The purpose of this paper is to examine regulatory agencies and regulated parties in an empirical study of administrative disputes initiated against the decisions of regulatory agencies in Croatia. We first aim to provide an overview of the status and trend estimates regarding these disputes; second, to answer the question how well does the system work from the perspectives of both the plaintiffs and the regulatory agencies; third, to identify the problem areas and to compare these with problem areas identified by the authors studying the broader area of administrative judiciary in Croatia, and finally to compare efficiency level of regulatory agencies to other public authorities in confirming the legality of their decisions and actions.

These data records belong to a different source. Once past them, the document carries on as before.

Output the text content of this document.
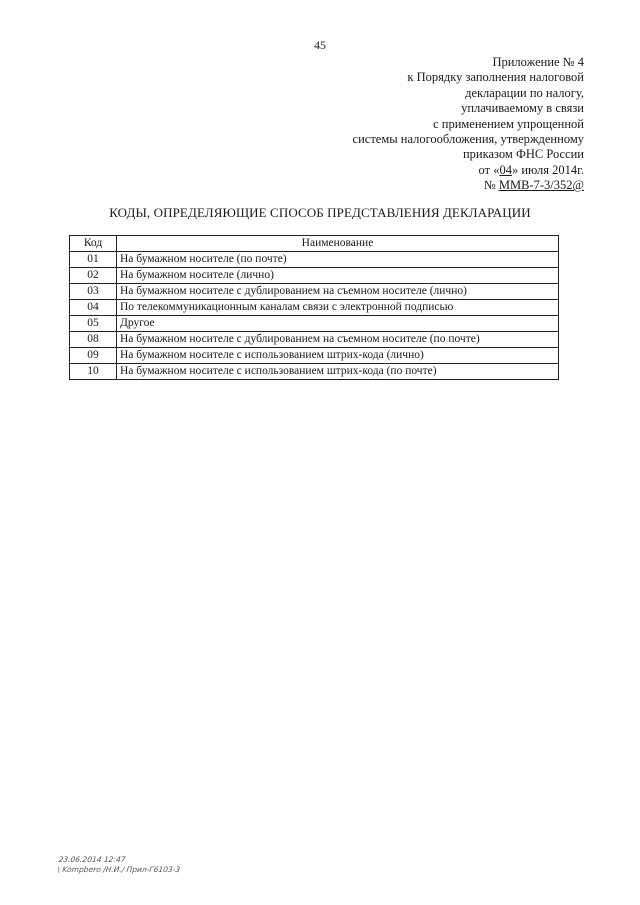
45
Приложение № 4
к Порядку заполнения налоговой
декларации по налогу,
уплачиваемому в связи
с применением упрощенной
системы налогообложения, утвержденному
приказом ФНС России
от «04» июля 2014г.
№ ММВ-7-3/352@
КОДЫ, ОПРЕДЕЛЯЮЩИЕ СПОСОБ ПРЕДСТАВЛЕНИЯ ДЕКЛАРАЦИИ
Код	Наименование
01	На бумажном носителе (по почте)
02	На бумажном носителе (лично)
03	На бумажном носителе с дублированием на съемном носителе (лично)
04	По телекоммуникационным каналам связи с электронной подписью
05	Другое
08	На бумажном носителе с дублированием на съемном носителе (по почте)
09	На бумажном носителе с использованием штрих-кода (лично)
10	На бумажном носителе с использованием штрих-кода (по почте)
23.06.2014 12:47
\ Kompbero /H.И./ Прил-Г6103-3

Data on all administrative disputes against 12 Croatian regulatory agencies’ decisions in the 17-year period between 1995 and 2011 are used to identify the main characteristics and trends relating to these disputes. Data for 2012 to 2013 was also examined to identify initial changes and emerging trends in the new administrative judiciary system resulting from fundamental legal reform as part of Croatia’s process of accession to the European Union in 2013. The results show these administrative disputes to be often costly and timely with modest outcome for the plaintiff and impressive success rate for the most of regulatory agencies.